The holidays can be a difficult time for those who have converted to Islam, with many feeling torn between their newfound faith and the culture of their upbringing. For some converts, there is confusion as to whether it’s okay to celebrate certain occasions like Thanksgiving or Christmas due to popular societal pressures. On top of this conflict in beliefs, there may also be an emotional rift among family members caused by religious differences, further exacerbating loneliness during holidays.
For converts, holidays provide a beautiful opportunity to connect with their families. If you’re joining them this season, keep these few reminders in mind for an enjoyable experience:
1. Declare your niyyah.
Honouring our parents and family is part of our Islamic duty, so we should join them for the sake of Allah rather than the holiday celebration itself. With the right intentions, you may earn Allah’s pleasure with your visit.
2. Mind your actions.
Strengthen your relationship with family and friends through a meaningful exchange and connection over games or meals. While these connections are encouraged in Islam, worship of anything other than Allah is strictly prohibited on our faith’s path to righteousness. Take that knowledge into consideration throughout all actions so the proper steps remain prioritized at each stage of your journey!
3. Avoid the haram.
When attending a family gathering, there may be customs that conflict with your beliefs. To accommodate differing views and still remain true to yourself, gently ask if alcohol or pork can be omitted during the time you’re present. You could also request rituals of religious significance to take place at either the beginning or end of your visit so that you have an option as needed – most people will likely appreciate respecting this boundary to share quality time with their loved ones.

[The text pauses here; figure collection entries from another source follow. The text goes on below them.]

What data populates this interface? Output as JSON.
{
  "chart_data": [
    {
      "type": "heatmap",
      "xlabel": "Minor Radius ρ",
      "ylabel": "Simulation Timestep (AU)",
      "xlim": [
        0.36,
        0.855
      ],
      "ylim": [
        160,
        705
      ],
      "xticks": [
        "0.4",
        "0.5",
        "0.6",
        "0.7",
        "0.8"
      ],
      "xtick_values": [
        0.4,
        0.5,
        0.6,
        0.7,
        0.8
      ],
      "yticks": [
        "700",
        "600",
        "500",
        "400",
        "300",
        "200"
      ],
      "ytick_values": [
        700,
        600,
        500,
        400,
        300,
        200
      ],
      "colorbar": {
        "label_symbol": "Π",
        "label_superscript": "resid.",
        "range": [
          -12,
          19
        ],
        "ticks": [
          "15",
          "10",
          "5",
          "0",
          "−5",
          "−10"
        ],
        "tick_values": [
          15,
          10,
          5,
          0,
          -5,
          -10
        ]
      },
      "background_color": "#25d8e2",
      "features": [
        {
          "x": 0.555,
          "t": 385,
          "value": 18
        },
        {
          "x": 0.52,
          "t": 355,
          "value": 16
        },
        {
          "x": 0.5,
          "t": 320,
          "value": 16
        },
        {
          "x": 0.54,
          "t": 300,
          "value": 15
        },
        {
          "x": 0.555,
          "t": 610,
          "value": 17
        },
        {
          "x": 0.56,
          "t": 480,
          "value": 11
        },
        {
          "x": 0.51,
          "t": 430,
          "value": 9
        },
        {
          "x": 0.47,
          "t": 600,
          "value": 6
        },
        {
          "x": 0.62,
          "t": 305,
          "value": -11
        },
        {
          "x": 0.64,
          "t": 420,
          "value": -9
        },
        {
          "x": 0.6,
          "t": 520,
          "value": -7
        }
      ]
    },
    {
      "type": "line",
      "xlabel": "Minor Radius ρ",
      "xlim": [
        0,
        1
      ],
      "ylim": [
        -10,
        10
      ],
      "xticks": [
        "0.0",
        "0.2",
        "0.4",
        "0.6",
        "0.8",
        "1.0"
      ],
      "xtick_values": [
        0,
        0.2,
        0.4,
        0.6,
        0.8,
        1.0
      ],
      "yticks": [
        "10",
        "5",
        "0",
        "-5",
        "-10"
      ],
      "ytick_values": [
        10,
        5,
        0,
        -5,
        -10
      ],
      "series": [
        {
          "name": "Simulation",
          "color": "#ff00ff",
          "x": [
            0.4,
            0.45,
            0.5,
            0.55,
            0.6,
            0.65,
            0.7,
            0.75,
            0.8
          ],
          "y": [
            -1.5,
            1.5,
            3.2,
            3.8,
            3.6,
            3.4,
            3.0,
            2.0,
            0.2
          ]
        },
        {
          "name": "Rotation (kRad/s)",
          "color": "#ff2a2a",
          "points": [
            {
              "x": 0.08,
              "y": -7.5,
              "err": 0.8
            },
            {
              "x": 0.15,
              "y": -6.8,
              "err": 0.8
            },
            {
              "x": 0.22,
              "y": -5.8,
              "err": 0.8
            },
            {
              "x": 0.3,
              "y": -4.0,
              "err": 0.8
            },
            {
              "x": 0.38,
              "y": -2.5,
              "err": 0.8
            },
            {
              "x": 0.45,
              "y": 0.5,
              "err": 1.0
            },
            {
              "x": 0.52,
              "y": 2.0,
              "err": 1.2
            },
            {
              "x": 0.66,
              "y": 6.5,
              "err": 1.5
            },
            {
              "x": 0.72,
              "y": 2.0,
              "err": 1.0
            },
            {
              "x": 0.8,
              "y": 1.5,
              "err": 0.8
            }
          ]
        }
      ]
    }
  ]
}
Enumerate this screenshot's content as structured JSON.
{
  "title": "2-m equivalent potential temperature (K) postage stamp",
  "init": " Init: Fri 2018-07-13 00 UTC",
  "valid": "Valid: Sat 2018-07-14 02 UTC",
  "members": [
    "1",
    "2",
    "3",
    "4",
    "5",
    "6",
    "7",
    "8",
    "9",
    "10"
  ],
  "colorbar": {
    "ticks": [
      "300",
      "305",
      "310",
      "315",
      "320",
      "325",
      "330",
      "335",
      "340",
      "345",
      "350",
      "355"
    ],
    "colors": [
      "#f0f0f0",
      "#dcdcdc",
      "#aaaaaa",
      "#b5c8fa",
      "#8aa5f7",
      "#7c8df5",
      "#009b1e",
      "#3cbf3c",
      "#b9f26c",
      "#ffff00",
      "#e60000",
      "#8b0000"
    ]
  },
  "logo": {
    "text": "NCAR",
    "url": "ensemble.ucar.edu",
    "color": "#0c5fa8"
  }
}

If you’ve lost connection with your family or simply can’t be with your family in person, there are still ways to make the most of your time.
- Rekindling relationships is never an easy task, especially when it has been a long time since your last connection with family. But the holidays offer a special chance to try and bridge any gaps that may have formed over time – think of how much joy you could bring them by reaching out! Why not write up some thoughtful words in a card or give them a call? Nostalgia runs deep these days; make one more effort this holiday season and let those bonds be re-strengthened.
- During the holidays, it’s essential to take time for self-care and respect your limits. For many Muslims who can’t or don’t want to reconnect with their family during this season, plenty of activities still foster togetherness within the community. Whether it be a spiritual retreat, an educational lecture series or even just gathering at someone’s home for a potluck dinner – ask Muslim friends what they’re doing on Christmas Day, as these moments offer an opportunity for joyous celebrations!
- You can also spread a little joy this holiday season and help make the world a better place. Volunteer your time at homeless shelters or soup kitchens to brighten someone else’s day – it could even end up cheering you up too!